The tensions between these two trajectories are sometimes palpable. Twentieth-century neo-evangelicalism objected strongly to the social-gospel movement (viewing it as a loss of the true Gospel). As a result, much of twentieth-century evangelicalism relinquished the social justice component of faith. We have seen, for the past decade or so, another correction within the evangelical movement as pockets of Pietistic, socially-concerned evangelicals (sometimes called “younger evangelicals”) are contributing to social issues with vigor, not as un-critical devotees of a particular political wing, but as concerned Christians dedicated to the implications of their faith for the good of the world. Many evangelicals, like myself, read Ron Sider’s Rich Christians in an Age of Hunger during their college years, and continue to pay attention to Jim Wallis and to younger, socially-engaged activists like Shane Claiborne. Even “mega-church” pastor Rick Warren has become prominently involved in social justice issues. Incidentally, I’ve found it interesting that Russell Moore, who occupies a prominent place on the more conservative side of evangelicalism, has particular fondness for Wendell Berry’s work. It makes sense that more than any other social issue, sustainable agriculture and food supply cuts across ideological lines. We all need to eat. The prominent question, though, is: If the economic and consumptive disparity continues between the haves and the have-nots, will the wealthier of the world sustain a prophetic concern for those who, in developing world countries, may increasingly find it impossible to eat.

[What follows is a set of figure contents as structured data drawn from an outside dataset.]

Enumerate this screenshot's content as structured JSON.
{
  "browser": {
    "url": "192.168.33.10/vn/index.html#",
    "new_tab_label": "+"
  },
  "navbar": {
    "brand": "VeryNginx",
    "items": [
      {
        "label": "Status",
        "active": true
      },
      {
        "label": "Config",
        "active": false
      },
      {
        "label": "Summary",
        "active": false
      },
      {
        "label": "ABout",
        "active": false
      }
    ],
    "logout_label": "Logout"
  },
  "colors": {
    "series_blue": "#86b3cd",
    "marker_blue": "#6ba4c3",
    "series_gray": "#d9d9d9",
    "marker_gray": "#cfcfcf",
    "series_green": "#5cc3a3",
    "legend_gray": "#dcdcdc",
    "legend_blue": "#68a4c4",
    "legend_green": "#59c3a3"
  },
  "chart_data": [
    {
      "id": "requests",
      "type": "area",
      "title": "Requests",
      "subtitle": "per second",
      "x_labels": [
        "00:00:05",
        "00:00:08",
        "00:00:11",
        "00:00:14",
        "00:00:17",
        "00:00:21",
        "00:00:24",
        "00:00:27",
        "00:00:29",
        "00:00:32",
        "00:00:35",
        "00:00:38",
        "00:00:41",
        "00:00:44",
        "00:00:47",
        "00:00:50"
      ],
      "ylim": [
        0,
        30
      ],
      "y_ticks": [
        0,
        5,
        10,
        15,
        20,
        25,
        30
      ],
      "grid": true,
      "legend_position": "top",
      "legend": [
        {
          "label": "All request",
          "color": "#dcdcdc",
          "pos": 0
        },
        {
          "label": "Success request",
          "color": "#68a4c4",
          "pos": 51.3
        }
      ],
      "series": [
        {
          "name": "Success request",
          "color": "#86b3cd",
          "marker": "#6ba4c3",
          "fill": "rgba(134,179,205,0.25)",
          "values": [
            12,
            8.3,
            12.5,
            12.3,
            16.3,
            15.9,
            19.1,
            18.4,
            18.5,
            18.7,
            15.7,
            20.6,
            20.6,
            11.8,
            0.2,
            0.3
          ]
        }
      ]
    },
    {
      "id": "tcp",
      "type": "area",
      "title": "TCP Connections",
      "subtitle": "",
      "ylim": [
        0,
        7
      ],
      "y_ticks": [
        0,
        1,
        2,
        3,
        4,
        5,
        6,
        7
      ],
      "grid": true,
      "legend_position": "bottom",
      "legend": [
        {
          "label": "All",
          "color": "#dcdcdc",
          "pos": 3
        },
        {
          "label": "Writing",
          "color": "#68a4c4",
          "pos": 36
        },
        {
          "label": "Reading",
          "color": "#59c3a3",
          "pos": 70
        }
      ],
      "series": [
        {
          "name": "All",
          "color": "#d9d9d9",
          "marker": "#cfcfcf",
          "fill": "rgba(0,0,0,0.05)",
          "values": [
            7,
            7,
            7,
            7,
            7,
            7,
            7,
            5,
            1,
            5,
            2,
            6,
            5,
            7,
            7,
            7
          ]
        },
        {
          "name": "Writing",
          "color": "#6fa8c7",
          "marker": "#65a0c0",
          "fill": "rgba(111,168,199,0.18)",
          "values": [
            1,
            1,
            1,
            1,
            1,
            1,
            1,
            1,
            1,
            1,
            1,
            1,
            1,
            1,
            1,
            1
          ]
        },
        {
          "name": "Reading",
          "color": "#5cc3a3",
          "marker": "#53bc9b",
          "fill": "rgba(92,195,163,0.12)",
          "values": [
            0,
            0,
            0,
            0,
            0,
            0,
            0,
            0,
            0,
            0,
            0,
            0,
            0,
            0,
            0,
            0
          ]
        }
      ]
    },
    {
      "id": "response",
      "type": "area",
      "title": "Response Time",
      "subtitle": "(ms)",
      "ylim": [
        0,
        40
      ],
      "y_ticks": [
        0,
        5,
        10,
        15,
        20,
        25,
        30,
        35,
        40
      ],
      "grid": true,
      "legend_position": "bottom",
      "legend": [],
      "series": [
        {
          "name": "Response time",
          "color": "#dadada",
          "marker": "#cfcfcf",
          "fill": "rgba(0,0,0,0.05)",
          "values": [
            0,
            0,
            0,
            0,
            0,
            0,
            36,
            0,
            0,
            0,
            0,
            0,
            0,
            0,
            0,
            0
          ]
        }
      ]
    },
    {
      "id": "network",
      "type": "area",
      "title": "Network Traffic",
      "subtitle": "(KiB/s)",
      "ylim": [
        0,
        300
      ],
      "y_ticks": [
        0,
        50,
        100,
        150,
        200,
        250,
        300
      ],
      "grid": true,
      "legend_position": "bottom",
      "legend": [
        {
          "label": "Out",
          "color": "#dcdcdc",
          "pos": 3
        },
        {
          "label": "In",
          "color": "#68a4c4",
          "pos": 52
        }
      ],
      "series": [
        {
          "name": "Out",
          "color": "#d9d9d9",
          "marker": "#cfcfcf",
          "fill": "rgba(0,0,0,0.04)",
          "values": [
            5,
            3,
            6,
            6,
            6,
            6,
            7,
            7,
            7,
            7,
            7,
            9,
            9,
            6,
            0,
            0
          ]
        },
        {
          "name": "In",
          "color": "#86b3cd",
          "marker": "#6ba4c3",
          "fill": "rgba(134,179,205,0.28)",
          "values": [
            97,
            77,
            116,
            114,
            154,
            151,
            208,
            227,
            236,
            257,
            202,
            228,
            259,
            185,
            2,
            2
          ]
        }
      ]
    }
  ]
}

Secondly, evangelicals should be contributors to the issue because of the implications of the Gospel. The Gospel is the story of Jesus Christ with all its redemptive significance. To participate in the proclamation of the Gospel is to recognize that Jesus cares about all dimensions of life; there is no more central dimension to life than food. Jesus used food imagery to describe himself: the “bread of life,” the “living water,” the sustenance that will never fade, abundant life. Securing quality of life and equality of opportunity for quality of life requires a holistic approach to the Gospel and to Gospel witness. The Gospel means good news. But Good news for whom? A holistic agrarian approach to life and to social involvement, including deep concern for the other (even those others we will never see), is integral to the meaning of the Gospel and to the effectiveness of its message.

In conclusion, there is great hope for Evangelicals to be involved in this issue. Our historical trajectory and our emphasis on the Good news of Christ—with its implications for life—suggests this to be true. But evangelicals will not really get active in these questions until they can feel the import of them. The message that we are misusing our natural resources, squandering the gift of our earth’s natural processes, diminishing the quality of life of our workers and our famers, and relegating authority over our food quality, food choices, and agriculture to an elite few corporations and policy-makers, must get out.

Eating is an agricultural act (Berry). But eating is also a spiritual act and even, we might say, an eschatological act. Let us not squander away the sacrament of the fullness of Christ’s table, but cultivate it, embrace it, and secure its good future for our friends, global neighbors and posterity.